大胤朝在摄政王裴珩与“安乐县主”苏瑾的携手下,逐渐从早年战乱与吏治腐败的阴影中走出,呈现出海晏河清、国库充盈的盛世气象。

沈清以女子之身位列朝堂,掌户部实权,虽仍有迂腐老臣私下非议,但她的能力与功绩已无人能够否认。

她提出的多项改革措施,如“漕运新策”、“平准粮仓”,皆成效显著,惠及万民。

民间甚至悄悄流传起“女财神”的故事,感念她稳定粮价、疏通漕运的恩德。

她与裴珩的关系,也日益紧密,成为一种朝野心照不宣的存在。

他们是最稳固的政治同盟,是最默契的知己。

裴珩给予她毫无保留的信任与支持,而她,则回馈他以绝对的忠诚与惊人的才干。

他们并肩站在权力的顶峰,俯瞰着这个他们共同塑造的江山。

这一日,秋高气爽。

裴珩与沈清轻车简从,登上京郊岚山之巅。

远处京城轮廓依稀,运河如带,田野金黄,一片生机勃勃。

“还记得乱葬岗那个雪夜吗?”

裴珩负手而立,玄色衣袍在秋风中猎猎作响,声音低沉。

沈清拄着手杖,站在他身侧,目光悠远地望着这片繁华景象,轻轻颔首:“永世不忘。若无王爷,便无沈清今日。”

“是你自己抓住了生机。”裴珩侧头看她,目光深邃,“沈清,你从未让本王失望。
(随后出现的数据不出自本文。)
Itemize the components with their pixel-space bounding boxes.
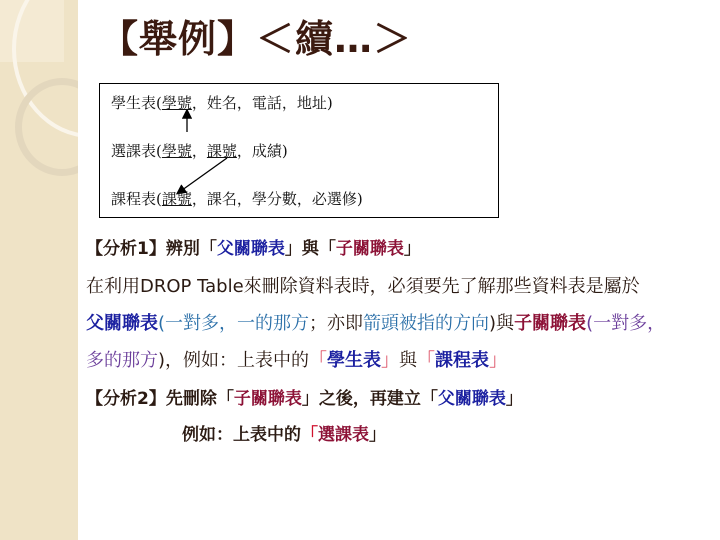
connector-text: 」之後，再建立「 [302,389,438,409]
paragraph-line1: 在利用DROP Table來刪除資料表時，必須要先了解那些資料表是屬於 [86,272,640,298]
paragraph-line2: 父關聯表(一對多，一的那方；亦即箭頭被指的方向)與子關聯表(一對多， [86,309,665,335]
primary-key: 學號 [162,94,192,112]
example-text: )，例如：上表中的 [158,350,309,371]
analysis2-line: 【分析2】先刪除「子關聯表」之後，再建立「父關聯表」 [86,384,523,409]
table-name: 學生表( [111,94,162,112]
child-table-term: 子關聯表 [336,239,404,259]
example-table-courses: 課程表 [435,350,489,371]
schema-figure: 學生表(學號，姓名，電話，地址) 選課表(學號，課號，成績) 課程表(課號，課名… [99,83,499,218]
bracket: 」 [381,350,399,371]
example-table-enrollment: 選課表 [318,425,369,445]
slide-title: 【舉例】＜續…＞ [100,8,412,63]
closing-bracket: 」 [404,239,421,259]
paragraph-line3: 多的那方)，例如：上表中的「學生表」與「課程表」 [86,346,507,372]
bracket: 「 [309,350,327,371]
table-columns: ，姓名，電話，地址) [192,94,333,112]
connector-text: )與 [489,313,514,334]
connector-text: ；亦即 [309,313,363,334]
child-table-term: 子關聯表 [514,313,586,334]
child-table-term: 子關聯表 [234,389,302,409]
table-name: 選課表( [111,142,162,160]
child-description: 多的那方 [86,350,158,371]
bracket: 「 [417,350,435,371]
table-columns: ，成績) [237,142,288,160]
analysis1-prefix: 【分析1】辨別「 [86,239,217,259]
analysis2-example-line: 例如：上表中的「選課表」 [182,420,386,445]
foreign-key: 課號 [207,142,237,160]
foreign-key: 學號 [162,142,192,160]
bracket: 」 [489,350,507,371]
child-description: (一對多， [586,313,665,334]
parent-table-term: 父關聯表 [86,313,158,334]
bracket: 「 [301,425,318,445]
primary-key: 課號 [162,190,192,208]
analysis1-line: 【分析1】辨別「父關聯表」與「子關聯表」 [86,234,421,259]
example-table-students: 學生表 [327,350,381,371]
connector-text: 」與「 [285,239,336,259]
decorative-sidebar [0,0,78,540]
parent-description: (一對多，一的那方 [158,313,309,334]
table-row-enrollment: 選課表(學號，課號，成績) [111,140,288,161]
example-text: 例如：上表中的 [182,425,301,445]
closing-bracket: 」 [506,389,523,409]
connector-text: 與 [399,350,417,371]
table-row-courses: 課程表(課號，課名，學分數，必選修) [111,188,363,209]
table-row-students: 學生表(學號，姓名，電話，地址) [111,92,333,113]
separator: ， [192,142,207,160]
table-name: 課程表( [111,190,162,208]
arrow-direction-text: 箭頭被指的方向 [363,313,489,334]
parent-table-term: 父關聯表 [438,389,506,409]
analysis2-prefix: 【分析2】先刪除「 [86,389,234,409]
bracket: 」 [369,425,386,445]
table-columns: ，課名，學分數，必選修) [192,190,363,208]
parent-table-term: 父關聯表 [217,239,285,259]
”

他很少直呼她的本名。

沈清心中微动,转眸迎上他的视线。

这些年的风雨与共,早已让他们之间无需过多言语。

“王爷,”她轻声问,带着一丝不易察觉的探寻,“如今四海渐靖,王爷可曾想过......更进一步?”

她问的是那个至高无上的位置。

以裴珩如今的权势,并非难事。

裴珩却缓缓摇头,唇角勾起一抹淡而傲然的弧度:“龙椅孤寒,不如执掌乾坤来得自在。陛下虽年幼,却非庸主,好好教导,未必不能成一代明君。本王所求,非虚名,乃实权,乃这天下河清海晏。”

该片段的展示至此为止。